What we see in the field: Buyers who get the best results on bloc + spot consistently run two tools in parallel: hourly consumption tracking, and an active demand response or load-shifting program. Without those two pieces, the spot share becomes a passive trader who absorbs spikes instead of avoiding them.
What Infrastructure Makes Bloc + Spot Work?
Three prerequisites turn a bloc + spot contract from a financial product into an operating lever: hourly consumption tracking, a physical flexibility strategy, and a clear procurement governance. Without those three, bloc + spot is a defensive saving. With them, it is an offensive margin.
Frequently Asked Questions
What is the difference between a spot-indexed contract and a bloc + spot contract?
A 100% indexed contract follows the EPEX day-ahead price every hour, with full exposure and maximum volatility. A bloc + spot locks 70 to 80% of the volume on secured forward prices and only exposes the residual to spot. Bloc + spot delivers fixed-contract stability on most volume, with indexed-contract upside on the margin.
What consumption do I need to sign a bloc + spot?
Historically reserved for sites consuming above 10 GWh/year, bloc + spot is now accessible from 1 GWh/year through purchasing pools or specialised aggregators. A 50-store chain can therefore structure a contract even if every individual site is below the threshold.
What happens if I consume more than the bloc volume?
The gap between actual consumption and bloc volume is settled at the hourly spot price. If you secured 80% of your forecast and you consume 105% of the volume, the 25% gap clears at spot. A good forecast (built on hourly historical data) keeps that gap below 10%.
Do I need an in-house trader to run a bloc + spot?
No. Most suppliers (Engie B2B, EDF Pro Premium, Total Direct Energie, GreenYellow) and brokers (Opéra Energie, Capitole Energie, Eneffic) offer an arbitrage service that executes blocs against an agreed policy. The customer's role is limited to validating a quarterly strategy.
Could VNU make 100% fixed more attractive than bloc + spot?

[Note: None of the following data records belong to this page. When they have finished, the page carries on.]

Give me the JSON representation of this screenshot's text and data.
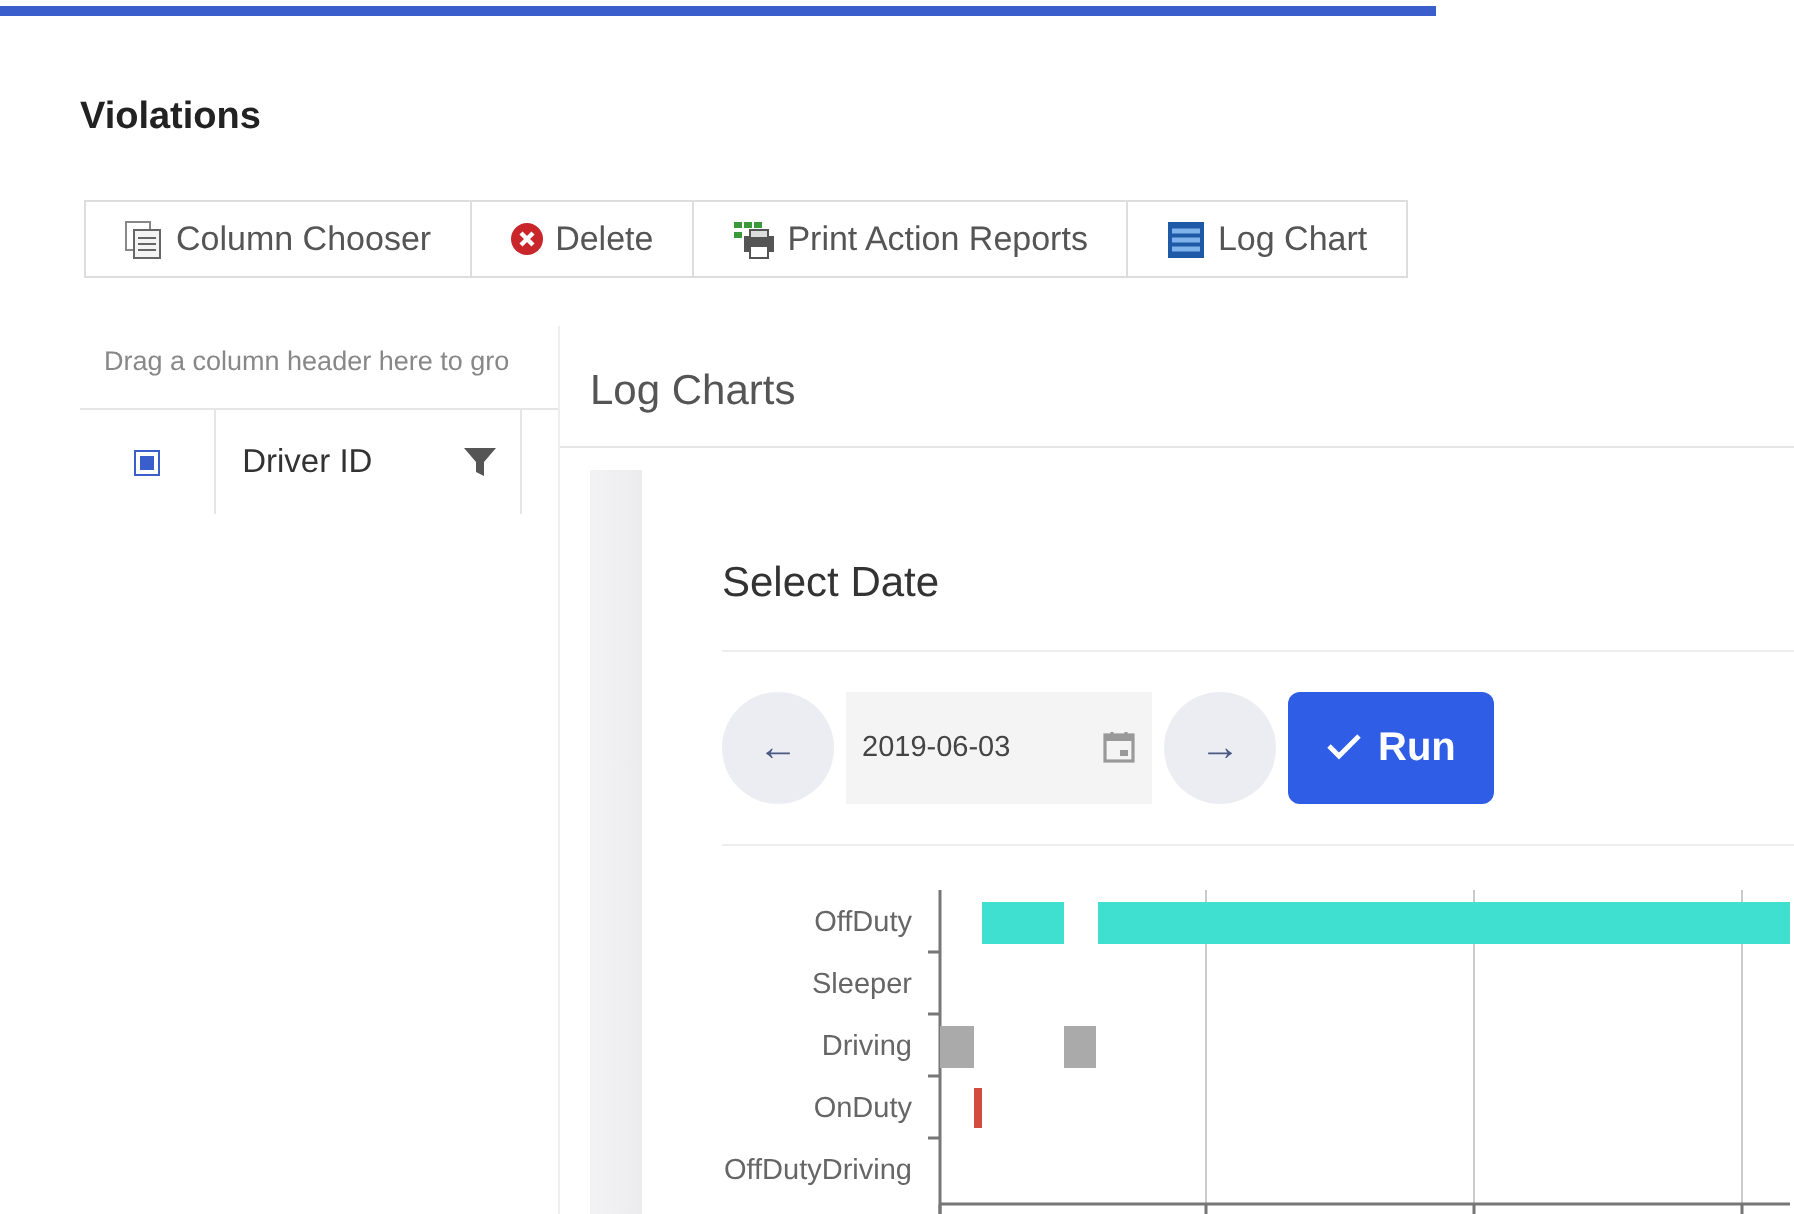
{
  "progress": {
    "level": 0.8
  },
  "page": {
    "title": "Violations"
  },
  "toolbar": [
    {
      "kind": "columns",
      "label": "Column Chooser"
    },
    {
      "kind": "delete",
      "label": "Delete"
    },
    {
      "kind": "print",
      "label": "Print Action Reports"
    },
    {
      "kind": "logchart",
      "label": "Log Chart"
    }
  ],
  "grid": {
    "group_hint": "Drag a column header here to gro",
    "select_all": {
      "checked": true
    },
    "columns": [
      {
        "label": "Driver ID"
      }
    ]
  },
  "log_charts": {
    "title": "Log Charts",
    "section_title": "Select Date",
    "prev_button": "←",
    "date": {
      "value": "2019-06-03"
    },
    "next_button": "→",
    "run_button": "Run",
    "chart": {
      "row_labels": [
        "OffDuty",
        "Sleeper",
        "Driving",
        "OnDuty",
        "OffDutyDriving"
      ]
    }
  }
}
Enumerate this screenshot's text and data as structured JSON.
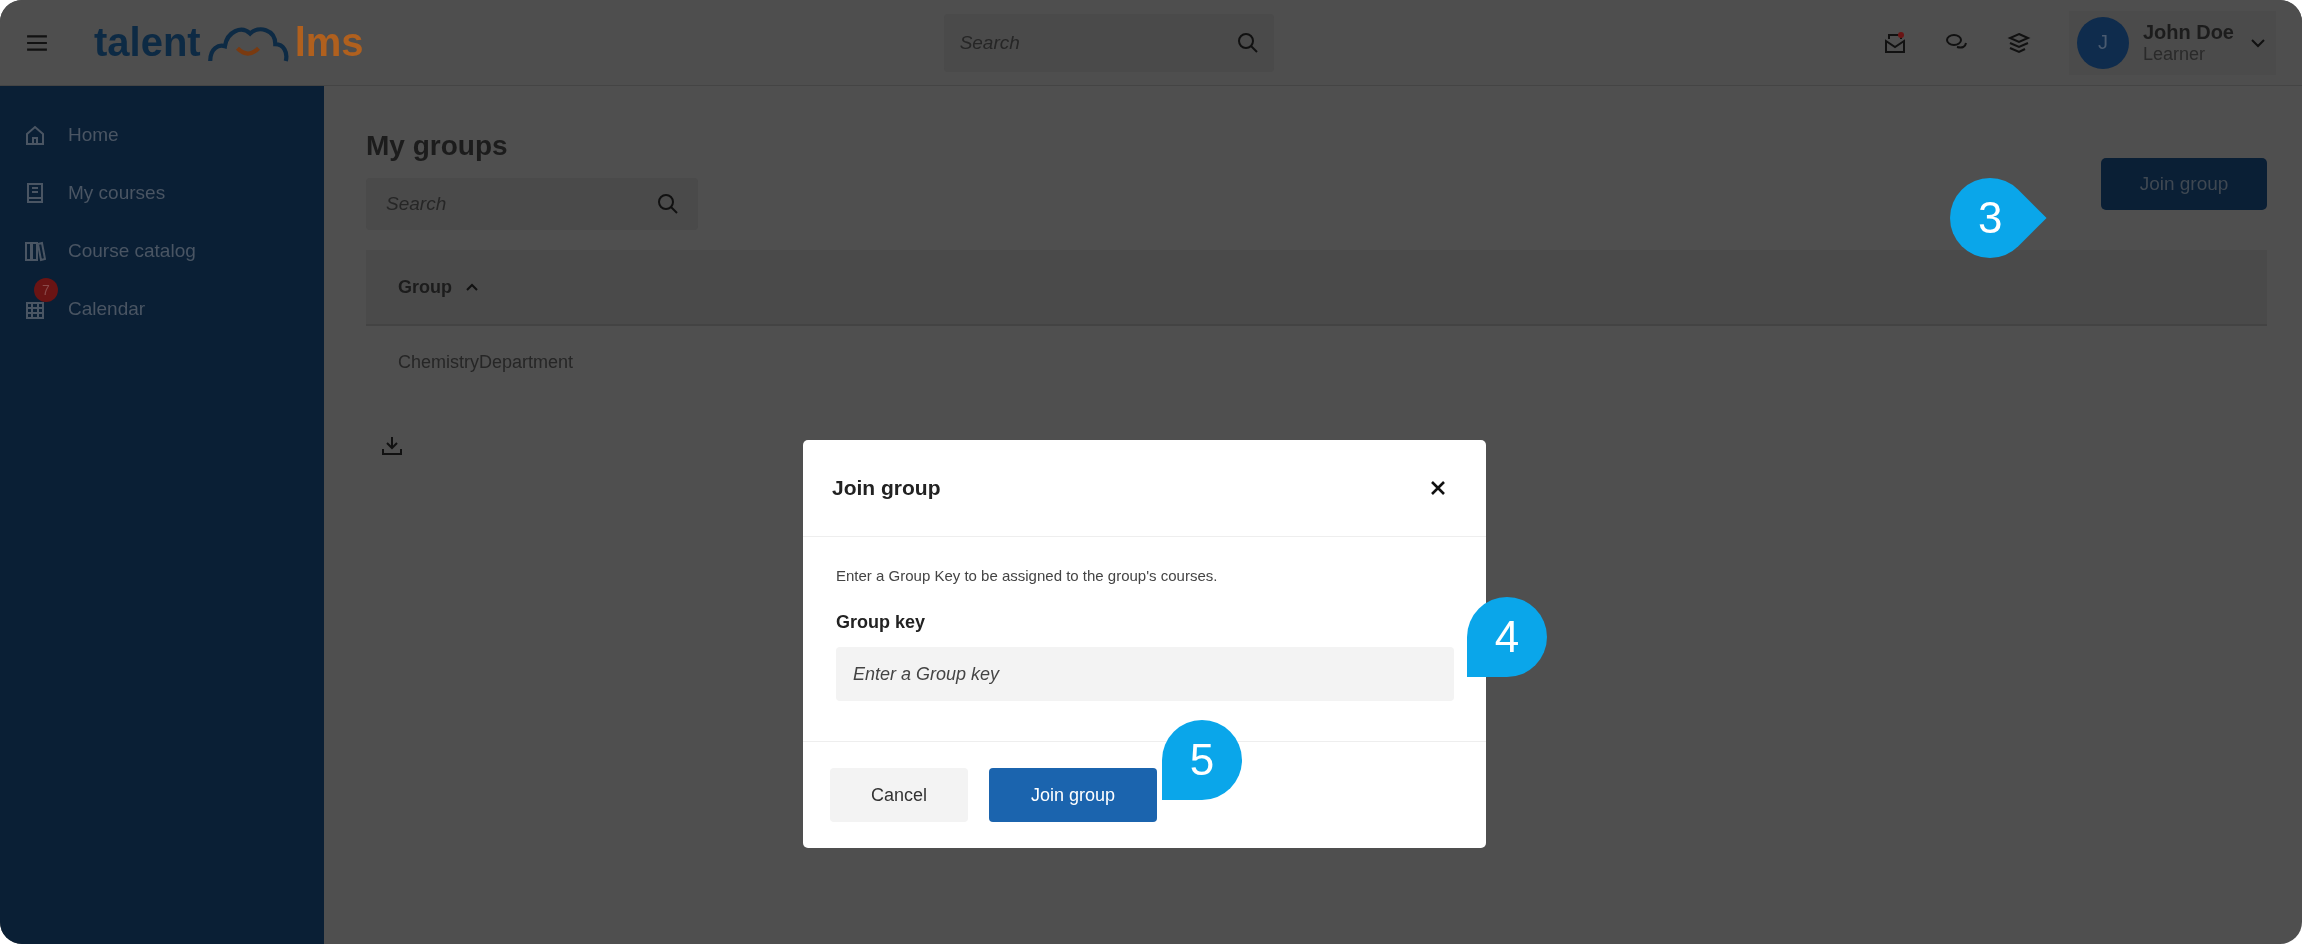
{
  "topbar": {
    "logo": {
      "first": "talent",
      "second": "lms"
    },
    "search": {
      "placeholder": "Search"
    },
    "user": {
      "initial": "J",
      "name": "John Doe",
      "role": "Learner"
    }
  },
  "sidebar": {
    "items": [
      {
        "kind": "home",
        "label": "Home"
      },
      {
        "kind": "courses",
        "label": "My courses"
      },
      {
        "kind": "catalog",
        "label": "Course catalog"
      },
      {
        "kind": "calendar",
        "label": "Calendar",
        "badge": "7"
      }
    ]
  },
  "page": {
    "title": "My groups",
    "search": {
      "placeholder": "Search"
    },
    "join_button": "Join group",
    "table": {
      "columns": [
        "Group"
      ],
      "rows": [
        "ChemistryDepartment"
      ]
    }
  },
  "modal": {
    "title": "Join group",
    "description": "Enter a Group Key to be assigned to the group's courses.",
    "field_label": "Group key",
    "placeholder": "Enter a Group key",
    "buttons": {
      "cancel": "Cancel",
      "confirm": "Join group"
    }
  },
  "callouts": [
    "3",
    "4",
    "5"
  ]
}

Not in 2026, where CRE estimates EDF revenue at EUR 65.86/MWh, below the EUR 78/MWh threshold that would trigger redistribution. If market prices were to climb meaningfully above EUR 78/MWh for several consecutive quarters, a partial VNU would mechanically cushion both fixed contracts AND forward blocs. The relative logic between fixed and bloc + spot stays intact.
Your Energy Has Become a Financial Asset. Manage It Like One
ARENH is gone, the spot market is volatile again, and forward Cal-2026 and Cal-2027 are showing EUR 5 to EUR 9 drops that active buyers can capture. For grocery retail, where 200 to 400 GWh per year flows through the meters, every saved euro per MWh adds up to millions.
Bloc + spot is not a sign-and-forget product. It is a procurement discipline that delivers EUR 5 to 10/MWh when properly run, and zero when neglected. Chains that pair a quarterly-adjusted bloc + spot with a piloted demand response program capture both sides of the market: the forward drop via blocs, the spot value via flexibility.